Apply every change through the same editor API the user's own typing goes through. If you cannot, at minimum stage all changes as a single transactional undo group so one Ctrl-Z reverts the whole agent turn. Never write to disk in a way that bypasses the editor's tracked history — that path looks faster and trains users to fear your tool.

STEP 3

Three distinct interaction modes — pick one per feature, don't blend.

The IDE-agent space has converged on three modes, and most user confusion comes from mixing them:

Inline completion. Sub-second, character-level, low ceremony. The user is typing; the agent finishes the line or block. Acceptance is a Tab key.

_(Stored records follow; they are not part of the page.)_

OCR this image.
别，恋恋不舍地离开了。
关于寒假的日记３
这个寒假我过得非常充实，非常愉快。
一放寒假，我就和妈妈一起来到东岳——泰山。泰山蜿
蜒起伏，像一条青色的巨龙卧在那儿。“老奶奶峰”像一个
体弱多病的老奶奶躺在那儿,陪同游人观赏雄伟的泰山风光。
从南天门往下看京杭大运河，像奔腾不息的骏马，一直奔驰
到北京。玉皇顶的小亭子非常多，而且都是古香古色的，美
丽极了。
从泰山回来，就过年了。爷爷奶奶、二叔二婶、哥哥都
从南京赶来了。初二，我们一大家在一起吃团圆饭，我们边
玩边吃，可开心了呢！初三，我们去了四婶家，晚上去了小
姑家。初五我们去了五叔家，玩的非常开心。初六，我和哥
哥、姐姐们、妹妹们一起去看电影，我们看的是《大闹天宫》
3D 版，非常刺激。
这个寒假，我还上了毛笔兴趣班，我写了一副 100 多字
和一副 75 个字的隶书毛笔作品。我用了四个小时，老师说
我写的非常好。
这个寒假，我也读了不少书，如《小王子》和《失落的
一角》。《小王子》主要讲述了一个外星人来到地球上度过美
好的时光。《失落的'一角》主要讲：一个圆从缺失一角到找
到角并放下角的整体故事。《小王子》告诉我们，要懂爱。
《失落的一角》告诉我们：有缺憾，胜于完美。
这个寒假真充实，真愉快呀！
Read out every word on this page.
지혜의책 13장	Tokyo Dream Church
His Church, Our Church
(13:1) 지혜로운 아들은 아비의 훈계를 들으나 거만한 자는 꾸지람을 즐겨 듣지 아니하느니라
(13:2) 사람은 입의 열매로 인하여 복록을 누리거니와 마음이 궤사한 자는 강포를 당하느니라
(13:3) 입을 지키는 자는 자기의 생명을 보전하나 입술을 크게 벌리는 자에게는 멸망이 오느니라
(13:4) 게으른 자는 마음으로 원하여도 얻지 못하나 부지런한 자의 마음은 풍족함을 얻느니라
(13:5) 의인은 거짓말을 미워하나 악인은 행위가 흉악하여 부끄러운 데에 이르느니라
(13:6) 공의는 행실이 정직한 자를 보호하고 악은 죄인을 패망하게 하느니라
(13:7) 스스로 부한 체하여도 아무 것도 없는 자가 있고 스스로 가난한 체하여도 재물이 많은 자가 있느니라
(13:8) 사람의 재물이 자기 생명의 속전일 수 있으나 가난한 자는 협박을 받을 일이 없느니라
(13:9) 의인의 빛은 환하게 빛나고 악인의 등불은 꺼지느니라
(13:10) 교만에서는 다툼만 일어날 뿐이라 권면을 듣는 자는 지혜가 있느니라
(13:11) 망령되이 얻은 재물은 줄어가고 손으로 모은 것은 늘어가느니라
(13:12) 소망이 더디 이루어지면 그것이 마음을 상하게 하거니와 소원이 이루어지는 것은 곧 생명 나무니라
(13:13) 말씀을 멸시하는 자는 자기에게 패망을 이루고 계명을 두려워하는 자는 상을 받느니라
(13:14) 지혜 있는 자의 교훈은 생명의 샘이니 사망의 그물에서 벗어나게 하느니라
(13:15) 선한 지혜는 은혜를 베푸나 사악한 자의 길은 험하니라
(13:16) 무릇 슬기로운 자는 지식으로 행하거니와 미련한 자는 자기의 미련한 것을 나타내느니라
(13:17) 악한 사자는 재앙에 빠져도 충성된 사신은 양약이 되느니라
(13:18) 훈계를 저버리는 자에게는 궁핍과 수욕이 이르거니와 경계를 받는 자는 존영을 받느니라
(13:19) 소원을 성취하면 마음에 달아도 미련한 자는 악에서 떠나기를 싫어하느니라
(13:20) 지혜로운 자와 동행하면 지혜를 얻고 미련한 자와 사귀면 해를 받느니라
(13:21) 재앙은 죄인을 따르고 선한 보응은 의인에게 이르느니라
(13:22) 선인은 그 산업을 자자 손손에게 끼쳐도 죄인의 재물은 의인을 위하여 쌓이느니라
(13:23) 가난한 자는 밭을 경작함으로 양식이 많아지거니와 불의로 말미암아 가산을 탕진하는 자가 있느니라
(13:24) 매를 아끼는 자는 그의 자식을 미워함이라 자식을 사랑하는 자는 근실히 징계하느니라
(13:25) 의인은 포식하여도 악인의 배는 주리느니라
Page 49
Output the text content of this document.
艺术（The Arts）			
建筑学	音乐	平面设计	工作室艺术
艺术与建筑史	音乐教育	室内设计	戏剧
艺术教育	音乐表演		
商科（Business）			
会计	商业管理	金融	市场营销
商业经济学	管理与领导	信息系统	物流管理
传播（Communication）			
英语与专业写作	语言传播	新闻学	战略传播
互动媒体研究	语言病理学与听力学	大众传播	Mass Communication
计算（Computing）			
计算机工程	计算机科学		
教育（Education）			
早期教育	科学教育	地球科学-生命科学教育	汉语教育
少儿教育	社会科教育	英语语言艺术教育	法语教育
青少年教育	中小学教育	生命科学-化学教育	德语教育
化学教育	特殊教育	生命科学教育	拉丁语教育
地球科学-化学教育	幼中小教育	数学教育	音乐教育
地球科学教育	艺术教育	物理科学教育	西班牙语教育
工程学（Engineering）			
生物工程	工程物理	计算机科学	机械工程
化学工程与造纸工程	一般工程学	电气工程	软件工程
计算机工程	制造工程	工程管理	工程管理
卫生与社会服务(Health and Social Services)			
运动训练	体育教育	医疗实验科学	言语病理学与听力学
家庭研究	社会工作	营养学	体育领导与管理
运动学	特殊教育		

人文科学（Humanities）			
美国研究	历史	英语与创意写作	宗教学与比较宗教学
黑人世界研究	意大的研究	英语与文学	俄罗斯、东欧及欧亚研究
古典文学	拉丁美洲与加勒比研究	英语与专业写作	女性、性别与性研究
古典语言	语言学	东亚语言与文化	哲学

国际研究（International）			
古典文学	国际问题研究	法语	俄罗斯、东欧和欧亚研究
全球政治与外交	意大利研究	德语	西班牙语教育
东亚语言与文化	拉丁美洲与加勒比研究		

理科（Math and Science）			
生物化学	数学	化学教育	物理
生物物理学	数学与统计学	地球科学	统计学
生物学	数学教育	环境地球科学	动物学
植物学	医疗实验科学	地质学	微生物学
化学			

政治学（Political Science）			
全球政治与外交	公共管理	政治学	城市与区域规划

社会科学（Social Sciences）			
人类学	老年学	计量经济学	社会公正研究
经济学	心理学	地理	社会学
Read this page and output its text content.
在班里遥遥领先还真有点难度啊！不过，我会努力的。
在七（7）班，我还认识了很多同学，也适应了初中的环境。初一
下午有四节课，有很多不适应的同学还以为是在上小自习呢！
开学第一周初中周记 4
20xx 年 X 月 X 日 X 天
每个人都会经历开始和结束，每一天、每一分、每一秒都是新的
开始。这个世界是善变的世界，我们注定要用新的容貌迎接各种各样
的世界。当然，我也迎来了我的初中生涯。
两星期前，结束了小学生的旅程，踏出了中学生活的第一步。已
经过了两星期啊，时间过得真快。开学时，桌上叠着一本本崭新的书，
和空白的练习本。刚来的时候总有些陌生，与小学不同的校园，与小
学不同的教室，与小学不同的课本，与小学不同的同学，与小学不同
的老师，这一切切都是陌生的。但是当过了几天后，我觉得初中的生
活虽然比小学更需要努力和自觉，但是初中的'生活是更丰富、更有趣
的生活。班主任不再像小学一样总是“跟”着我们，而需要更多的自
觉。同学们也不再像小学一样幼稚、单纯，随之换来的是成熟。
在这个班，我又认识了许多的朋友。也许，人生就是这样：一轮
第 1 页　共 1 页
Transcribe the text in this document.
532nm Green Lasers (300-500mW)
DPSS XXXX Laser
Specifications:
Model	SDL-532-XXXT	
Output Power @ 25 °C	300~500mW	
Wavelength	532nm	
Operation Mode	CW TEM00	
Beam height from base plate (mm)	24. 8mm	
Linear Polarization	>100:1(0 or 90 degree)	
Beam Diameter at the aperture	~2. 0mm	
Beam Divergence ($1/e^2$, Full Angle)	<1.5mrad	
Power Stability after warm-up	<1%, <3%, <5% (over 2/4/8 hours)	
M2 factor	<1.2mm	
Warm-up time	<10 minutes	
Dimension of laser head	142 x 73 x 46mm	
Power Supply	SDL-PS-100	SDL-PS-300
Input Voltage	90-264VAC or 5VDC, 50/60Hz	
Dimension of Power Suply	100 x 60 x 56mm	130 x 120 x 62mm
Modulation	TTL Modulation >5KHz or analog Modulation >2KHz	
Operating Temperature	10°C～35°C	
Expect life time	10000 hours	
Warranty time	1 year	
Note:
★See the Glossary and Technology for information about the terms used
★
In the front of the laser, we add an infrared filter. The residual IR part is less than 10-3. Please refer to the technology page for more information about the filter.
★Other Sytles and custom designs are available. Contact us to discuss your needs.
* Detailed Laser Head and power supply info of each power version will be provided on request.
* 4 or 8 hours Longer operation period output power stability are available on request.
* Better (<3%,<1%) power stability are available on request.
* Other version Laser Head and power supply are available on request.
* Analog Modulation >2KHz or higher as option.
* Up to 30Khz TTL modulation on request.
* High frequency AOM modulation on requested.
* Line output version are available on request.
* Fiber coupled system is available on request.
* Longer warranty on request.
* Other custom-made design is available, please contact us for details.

Latency budget: tens to a couple hundred milliseconds.
Diff suggestion. The agent proposes a multi-line or multi-file change as a reviewable diff. The user accepts, rejects, or edits before accepting. Latency budget: seconds.
In-place rewrite / agentic edit. The agent takes a goal ("refactor this to use the new API"), plans, edits, possibly runs a test, and presents a finished change. Latency budget: tens of seconds to minutes.

Pick the right mode per feature. Inline completion that occasionally pauses for 10 seconds to plan is a broken inline completion. An in-place rewrite that streams character-by-character invites the user to "correct" mid-flight and get a fight with the cursor. Each mode has a UX contract; blending them produces UIs that feel wrong without anyone being able to say why.

STEP 4

The state an IDE agent needs that a CLI agent does not.

A CLI coding agent operates on a checkpointed working tree. An IDE agent operates on a live, mutating workspace, and it needs more state to do the job correctly:

Cursor position and selection. "Refactor this" without knowing what "this" is reduces to "refactor something somewhere."
Open buffers, not just on-disk files. The user has unsaved changes in three other files; the agent must reason about the buffer contents, not the stale disk contents.
Undo history. "Undo what you just did" implies the agent knows what it did — the undo stack is part of the agent's working memory in an IDE.
Lint and type-check state. Live diagnostics already running in the editor are cheap signal; not feeding them to the agent throws away a free verifier.

An IDE agent that operates on disk files only — the way an early CLI coding agent does — will reliably step on the user's in-flight work and produce errors that have nothing to do with the model's capability.

STEP 5

Failure modes specific to the IDE surface.

Four shapes show up in production and are worth designing against:

Overwriting unsaved buffers. The agent reads disk, the user has unsaved changes in the buffer, the agent writes back through the editor — and the user's edits are silently lost. Always read through the editor, not through the filesystem, when a buffer exists.
Breaking the user's selection. An "in-place rewrite" that drops the user's selection mid-rewrite leaves them looking at code they cannot easily re-select to refine. Preserve or restore the selection when the rewrite finishes.
Cursor jumps on accept. An accepted suggestion that dumps the cursor to the end of the file (or to column 0 of a refactored hunk) breaks flow. Restore the cursor to a sensible position — usually wherever the user was about to type next.
Silent partial applies. The agent proposes a five-hunk diff; two hunks fail to apply (the file moved between propose and accept); the editor shows three green checks and no error. The user thinks the change landed. Hunk-apply failures must surface, not silently degrade.

The IDE is a high-trust surface — the user is watching, the action is in-line with their own work, and the cost of a regression shows up in their next pull-request review. Treat the interaction layer with at least as much care as the model and tool layer; in an editor, the surface is half the product.